Thursday, August 13, 2015: 8:20 AM
318, Baltimore Convention Center
F. DeGroff, CCSF, San Francisco, CA

Anthropogenic changes in carbon fluxes are currently of most concern in the atmospheric and hydrospheric geospheres. There currently exists no comprehensive metric to measure and value anthropogenic changes in carbon flux between these carbon sinks. We propose that changes in carbon residence time within the geospheres be used as a metric to assess anthropogenic changes in carbon flux, and the term 'carbon quality' be used to describe such changes, abbreviated as 'cq'. Carbon residence time represents the inverse of carbon flux; as carbon flux increases, the corresponding cq will decrease, and vice versa.

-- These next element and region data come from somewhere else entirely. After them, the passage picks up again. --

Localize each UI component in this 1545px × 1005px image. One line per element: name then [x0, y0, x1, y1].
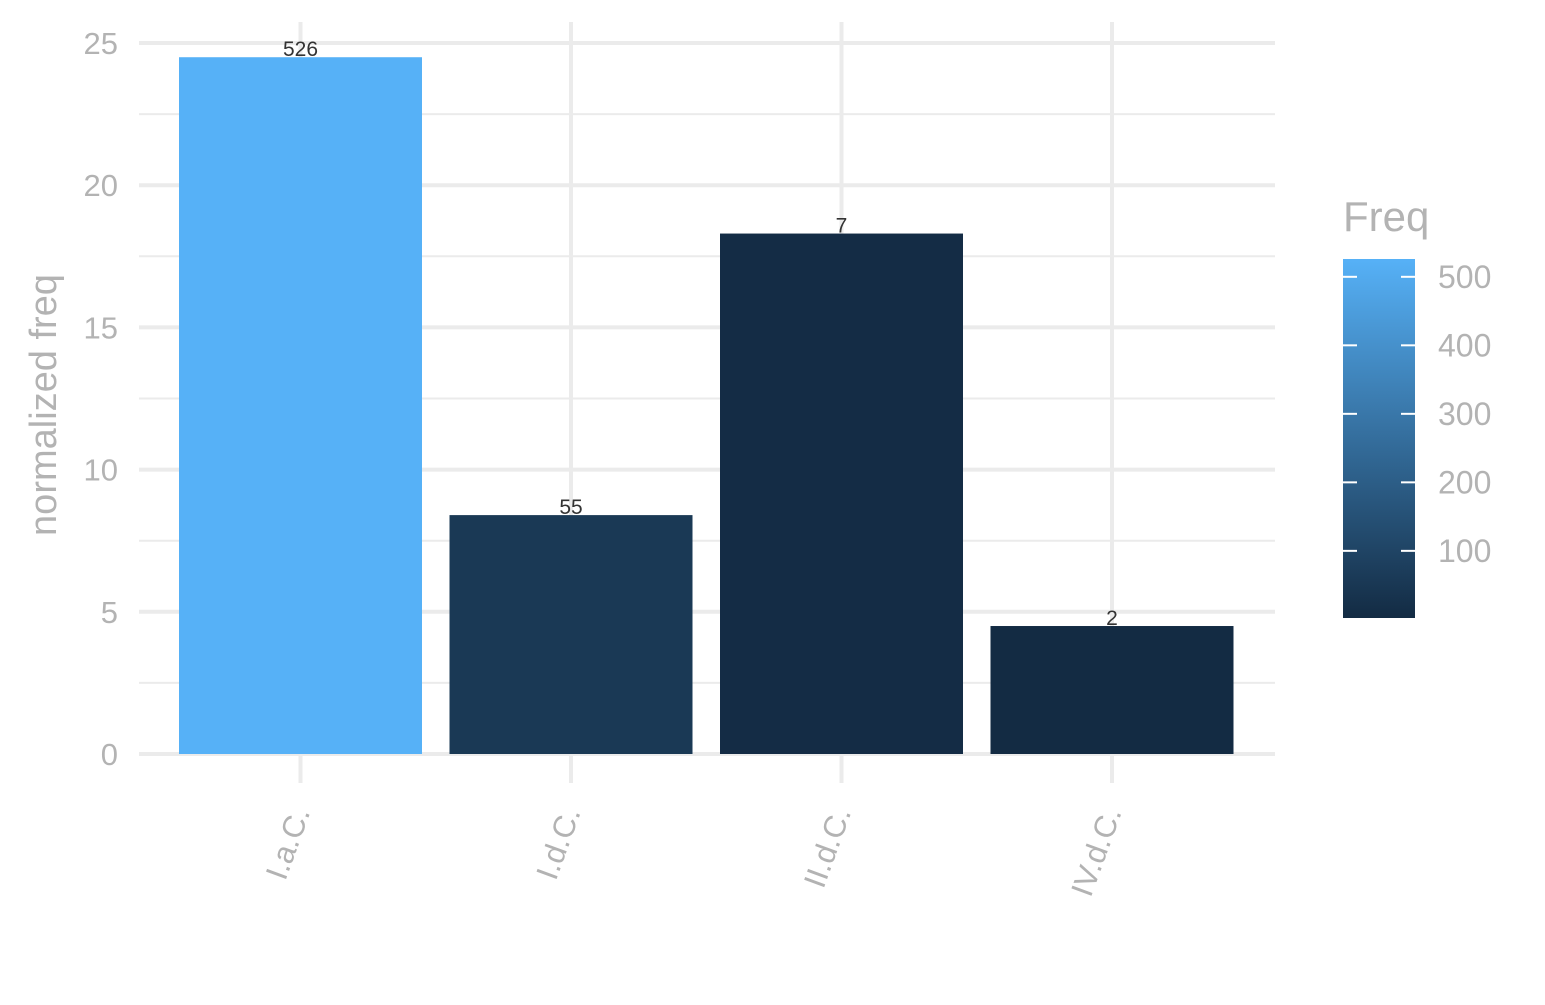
bar-I.a.C.	[179, 57, 422, 755]
x-tick-label: II.d.C.	[797, 802, 858, 892]
legend-title: Freq	[1343, 193, 1429, 240]
legend-tick-label: 300	[1438, 396, 1491, 432]
legend-ticks: 100 200 300 400 500	[1343, 259, 1491, 569]
y-tick-label: 10	[84, 453, 118, 488]
y-tick-label: 0	[101, 737, 118, 772]
legend-tick-label: 200	[1438, 464, 1491, 500]
y-axis-tick-labels: 0 5 10 15 20 25	[84, 26, 118, 772]
bars	[179, 57, 1234, 755]
bar-value-label: 2	[1106, 607, 1118, 630]
y-axis-title: normalized freq	[23, 274, 65, 536]
y-tick-label: 5	[101, 595, 118, 630]
legend-tick-label: 500	[1438, 259, 1491, 295]
legend-tick-label: 100	[1438, 533, 1491, 569]
y-tick-label: 25	[84, 26, 118, 61]
bar-IV.d.C.	[990, 626, 1234, 754]
bar-value-label: 526	[283, 38, 318, 61]
bar-II.d.C.	[720, 233, 963, 755]
bar-value-label: 7	[836, 215, 848, 238]
y-tick-label: 15	[84, 310, 118, 345]
bar-value-label: 55	[559, 496, 582, 519]
x-tick-label: I.a.C.	[259, 802, 317, 884]
legend-tick-label: 400	[1438, 327, 1491, 363]
x-tick-label: I.d.C.	[529, 802, 587, 884]
bar-value-labels: 526 55 7 2	[283, 38, 1118, 630]
bar-I.d.C.	[449, 515, 693, 754]
legend-colorbar	[1343, 259, 1415, 618]
y-tick-label: 20	[84, 168, 118, 203]
x-tick-label: IV.d.C.	[1064, 802, 1128, 900]
x-axis-tick-labels: I.a.C. I.d.C. II.d.C. IV.d.C.	[259, 802, 1129, 900]
legend: Freq 100 200 300 400 500	[1343, 193, 1491, 618]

Focusing on atmospheric carbon emissions as a measure of anthropogenic activity on the environment ignores the fungible characteristics of carbon that are crucial in both the biosphere and the worldwide economy. The ubiquitous carbon molecule enables the enormous diversity in the biosphere, as well as the widespread, strategic economic presence of carbon in the world economy. Focusing on a single form of inorganic carbon as a proxy metric for the plethora of anthropogenic activity and carbon compounds will prove inadequate, convoluted, and unmanageable. A broader, more basic metric to capture the breath and scope of carbon activity is needed.

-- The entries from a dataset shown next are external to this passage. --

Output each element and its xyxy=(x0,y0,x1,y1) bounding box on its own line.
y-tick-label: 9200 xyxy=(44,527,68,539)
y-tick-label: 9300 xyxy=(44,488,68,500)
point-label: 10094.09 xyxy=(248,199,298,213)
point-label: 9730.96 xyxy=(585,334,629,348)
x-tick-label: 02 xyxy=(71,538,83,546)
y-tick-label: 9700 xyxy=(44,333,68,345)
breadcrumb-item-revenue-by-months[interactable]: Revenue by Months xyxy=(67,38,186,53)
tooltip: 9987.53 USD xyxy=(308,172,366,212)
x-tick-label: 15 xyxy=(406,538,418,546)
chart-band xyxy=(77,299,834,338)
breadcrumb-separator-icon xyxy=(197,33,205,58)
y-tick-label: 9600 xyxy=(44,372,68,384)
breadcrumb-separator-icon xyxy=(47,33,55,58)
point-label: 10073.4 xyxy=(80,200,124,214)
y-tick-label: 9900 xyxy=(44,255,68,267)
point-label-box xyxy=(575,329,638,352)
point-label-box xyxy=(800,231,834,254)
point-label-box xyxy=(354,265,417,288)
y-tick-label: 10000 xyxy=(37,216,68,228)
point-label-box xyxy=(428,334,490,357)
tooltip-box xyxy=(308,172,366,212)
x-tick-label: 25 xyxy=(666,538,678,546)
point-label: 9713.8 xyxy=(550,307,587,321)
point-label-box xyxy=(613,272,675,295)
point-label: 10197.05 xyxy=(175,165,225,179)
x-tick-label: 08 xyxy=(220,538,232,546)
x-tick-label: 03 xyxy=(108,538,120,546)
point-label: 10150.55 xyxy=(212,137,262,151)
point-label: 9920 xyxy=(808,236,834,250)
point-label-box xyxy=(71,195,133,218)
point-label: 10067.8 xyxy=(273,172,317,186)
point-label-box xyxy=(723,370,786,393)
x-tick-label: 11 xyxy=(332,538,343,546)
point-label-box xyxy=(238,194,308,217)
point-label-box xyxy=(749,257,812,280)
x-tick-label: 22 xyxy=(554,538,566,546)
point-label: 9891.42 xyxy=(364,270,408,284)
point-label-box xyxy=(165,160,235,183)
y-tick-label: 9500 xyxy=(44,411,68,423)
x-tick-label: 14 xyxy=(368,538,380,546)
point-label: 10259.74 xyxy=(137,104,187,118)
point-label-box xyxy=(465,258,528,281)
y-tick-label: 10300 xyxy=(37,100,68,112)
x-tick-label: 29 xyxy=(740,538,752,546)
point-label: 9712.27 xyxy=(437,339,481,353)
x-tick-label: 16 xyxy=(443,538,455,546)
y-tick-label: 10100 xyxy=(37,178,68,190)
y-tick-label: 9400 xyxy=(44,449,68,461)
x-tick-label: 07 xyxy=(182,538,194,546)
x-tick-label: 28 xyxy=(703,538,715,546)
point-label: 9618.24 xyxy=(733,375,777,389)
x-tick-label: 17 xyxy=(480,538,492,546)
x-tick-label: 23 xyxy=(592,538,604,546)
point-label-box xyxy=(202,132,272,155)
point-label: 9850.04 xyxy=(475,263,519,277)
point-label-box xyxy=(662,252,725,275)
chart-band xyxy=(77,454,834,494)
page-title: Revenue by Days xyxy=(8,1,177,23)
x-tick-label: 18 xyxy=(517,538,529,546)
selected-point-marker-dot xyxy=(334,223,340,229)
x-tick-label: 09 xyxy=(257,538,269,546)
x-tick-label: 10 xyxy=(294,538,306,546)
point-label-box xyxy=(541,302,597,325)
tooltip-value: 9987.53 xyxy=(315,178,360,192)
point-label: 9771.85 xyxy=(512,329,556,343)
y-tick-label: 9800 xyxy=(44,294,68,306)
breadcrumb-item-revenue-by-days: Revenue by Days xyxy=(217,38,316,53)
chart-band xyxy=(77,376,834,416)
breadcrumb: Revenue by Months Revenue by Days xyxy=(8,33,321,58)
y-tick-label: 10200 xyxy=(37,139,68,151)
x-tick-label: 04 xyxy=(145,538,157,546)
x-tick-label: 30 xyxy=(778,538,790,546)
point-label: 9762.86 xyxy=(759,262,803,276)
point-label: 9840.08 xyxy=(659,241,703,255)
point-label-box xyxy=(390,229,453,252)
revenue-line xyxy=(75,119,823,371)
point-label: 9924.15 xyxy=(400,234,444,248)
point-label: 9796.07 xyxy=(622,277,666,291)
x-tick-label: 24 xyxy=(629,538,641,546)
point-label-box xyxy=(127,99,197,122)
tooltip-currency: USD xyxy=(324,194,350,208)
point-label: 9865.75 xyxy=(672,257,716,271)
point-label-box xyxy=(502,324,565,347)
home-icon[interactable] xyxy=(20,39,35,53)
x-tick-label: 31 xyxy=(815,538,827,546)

We propose a logarithmic vector scale for cq to measure anthropogenic carbon flux. The distance between vector points, or length, represents the change in cq.  A logarithmic vector would measure the logarithm of the difference between the starting and ending residence time. A base-10 logarithmic scale would allow the addition and subtraction of exponents to calculate changes in cq.

As carbon moves between carbon reservoirs, the change in cq is measured as: cq = b ( log10 [mean carbon residence time] ) where b represents the carbon price coefficient for a particular country. For any country, cq measures the climate change potential for any organic carbon when converted to inorganic CO2, or to any lower energy organic carbon or state. The greater the carbon fees for a country, the larger the b coefficient will be, and the greater the import fees will be to achieve carbon parity on imports from countries with lower carbon fees.

Assessing embodied carbon within imports for carbon parity with domestic production, cq would eliminate incentives to avoid carbon fees through spatial shifts in carbon emissions. Similarity, cq would eliminate incentives to avoid carbon fees through temporal displacement of carbon emissions, such as biomass or CCS.